The sodium bentonite clay that is utilized in the manufacture of GCLs swells when hydrated under confinement, sealing leaks and punctures. This self-healing and self-seaming property offers advantages over conventional compacted clay liners and allows for the construction of more complex final cover designs. GCLs also have much lower permeability than the underlying soil and can provide approximately the same hydraulic protection as several feet of compacted clay liner.

The needle-punched reinforced composites that comprise GCLs require less skilled labor to install and are much more cost effective compared to compacted clay liners (CCL). Additionally, they can be installed at shallower depths and minimize disruption to the underlying soil. However, slope stability concerns exist for GCL layers incorporated into complex landfill cover systems with significant slopes. In this study, laboratory direct shear tests and field observations were used to evaluate the interface shear strength of GCLs at slope interfaces with woven geotextile and textured geomembranes.

Chemical Resistance

In the context of landfills, chemical resistance refers to a material’s ability to resist degradation and/or contamination by chemicals contained in the waste material. Generally Gabion speaking, the more resistant a liner is to degradation, the more time it will be able to continue performing its engineering function of preventing leachate and contaminants from reaching groundwater or other soils.

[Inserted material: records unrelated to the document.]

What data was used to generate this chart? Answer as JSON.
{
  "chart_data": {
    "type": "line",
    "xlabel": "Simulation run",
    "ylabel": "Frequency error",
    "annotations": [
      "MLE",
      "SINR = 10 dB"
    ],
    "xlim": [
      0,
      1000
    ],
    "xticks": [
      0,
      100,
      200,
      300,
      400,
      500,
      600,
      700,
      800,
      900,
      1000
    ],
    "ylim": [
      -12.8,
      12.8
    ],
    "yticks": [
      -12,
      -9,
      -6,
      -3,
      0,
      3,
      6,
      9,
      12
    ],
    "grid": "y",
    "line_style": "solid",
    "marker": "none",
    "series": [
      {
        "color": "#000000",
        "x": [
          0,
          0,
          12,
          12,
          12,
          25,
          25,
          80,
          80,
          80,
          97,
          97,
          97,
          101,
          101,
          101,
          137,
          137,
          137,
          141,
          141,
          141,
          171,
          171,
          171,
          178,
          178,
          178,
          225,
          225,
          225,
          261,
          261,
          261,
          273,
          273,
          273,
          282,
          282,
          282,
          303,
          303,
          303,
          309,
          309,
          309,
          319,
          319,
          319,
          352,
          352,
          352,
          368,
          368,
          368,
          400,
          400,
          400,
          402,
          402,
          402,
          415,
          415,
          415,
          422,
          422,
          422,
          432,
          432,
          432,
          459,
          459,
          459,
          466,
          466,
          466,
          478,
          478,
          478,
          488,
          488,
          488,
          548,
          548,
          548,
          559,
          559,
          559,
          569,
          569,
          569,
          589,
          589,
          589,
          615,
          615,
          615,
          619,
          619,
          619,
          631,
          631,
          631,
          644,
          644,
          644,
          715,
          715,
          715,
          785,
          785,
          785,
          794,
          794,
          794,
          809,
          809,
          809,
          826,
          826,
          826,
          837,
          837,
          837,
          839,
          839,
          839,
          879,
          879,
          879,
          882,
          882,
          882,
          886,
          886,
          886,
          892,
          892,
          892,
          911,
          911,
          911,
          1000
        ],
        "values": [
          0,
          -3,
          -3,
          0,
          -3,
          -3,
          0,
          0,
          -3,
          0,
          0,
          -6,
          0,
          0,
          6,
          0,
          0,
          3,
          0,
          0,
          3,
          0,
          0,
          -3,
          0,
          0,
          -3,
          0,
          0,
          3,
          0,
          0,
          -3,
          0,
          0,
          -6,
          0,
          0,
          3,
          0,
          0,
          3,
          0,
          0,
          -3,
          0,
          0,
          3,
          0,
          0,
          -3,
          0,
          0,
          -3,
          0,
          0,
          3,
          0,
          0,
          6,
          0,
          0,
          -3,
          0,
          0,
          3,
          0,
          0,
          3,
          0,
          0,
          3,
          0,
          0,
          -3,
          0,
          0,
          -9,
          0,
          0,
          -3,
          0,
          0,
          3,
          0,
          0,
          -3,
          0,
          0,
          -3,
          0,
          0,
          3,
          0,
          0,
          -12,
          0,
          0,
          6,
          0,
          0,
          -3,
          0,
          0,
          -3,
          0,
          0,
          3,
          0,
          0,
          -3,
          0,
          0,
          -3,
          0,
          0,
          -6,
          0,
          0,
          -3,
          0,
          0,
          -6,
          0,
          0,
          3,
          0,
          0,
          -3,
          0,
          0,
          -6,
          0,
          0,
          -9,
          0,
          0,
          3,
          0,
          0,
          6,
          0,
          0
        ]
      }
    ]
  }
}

Geosynthetic clay liners (GCLs) are factory manufactured hydraulic barriers comprised of thin layers of bentonite clay sandwiched between durable geotextiles or bonded to a geomembrane and mechanically held together through needle punching or stitch bonding. The bentonite clay used in GCLs is a naturally occurring sodium bentonite that swells when hydrated, thus providing a low permeability barrier to water and/or liquids.

When compared to traditional compacted clay liner, GCLs offer several benefits:

Ease of installation & increased air space – GCLs can be installed in less time than a conventional, thicker layer of compacted clay and have a lower weight. This translates into savings in materials, labor and transportation costs.

The hydration of the bentonite also improves GCLs chemical resistance properties. The bentonite’s natural ability to hydrate increases its crosslinking density, which in turn protects the GCL against leachate and other chemical degradation. For these reasons, GCLs are a popular solution in the containment of hazardous waste and SUDs ponds.

Secondary Containment

Many environmental laws enacted by governing agencies require that any potentially harmful seepage be confined and contained. The use of geosynthetic clay liner systems for landfill liners and SUDs pond lining is an excellent way to accomplish this task. These geosynthetic clay liners are factory-manufactured hydraulic barriers that contain the low permeability mineral sodium bentonite, or a mixture of similar materials. They are supported by a layer of geotextile or geomembrane, mechanically held together by needling, stitching or chemical adhesives.

Sodium bentonite is a natural sealant that swells when exposed to water and provides the same hydraulic protection as several feet of compacted clay. Bentofix GCLs are needle-punched reinforced composites that have a durable geotextile outer layer encapsulating a uniform core of high quality sodium bentonite. This composite is then thermally locked by controlled heat treatment to transfer shear strength to the surrounding layers of geotextile or geomembrane.

This liner system can be placed under steel tanks used to store petroleum products, chemicals or other hazardous wastes. It is also a great solution for enhancing the safety and security of storage berms, adding an additional barrier to prevent rough terrain from puncturing the primary tank or causing spills. In fact, API standards dictate that these liners be placed alongside tanks to reduce the risk of costly damage and liability in the event of leaks or tank failure.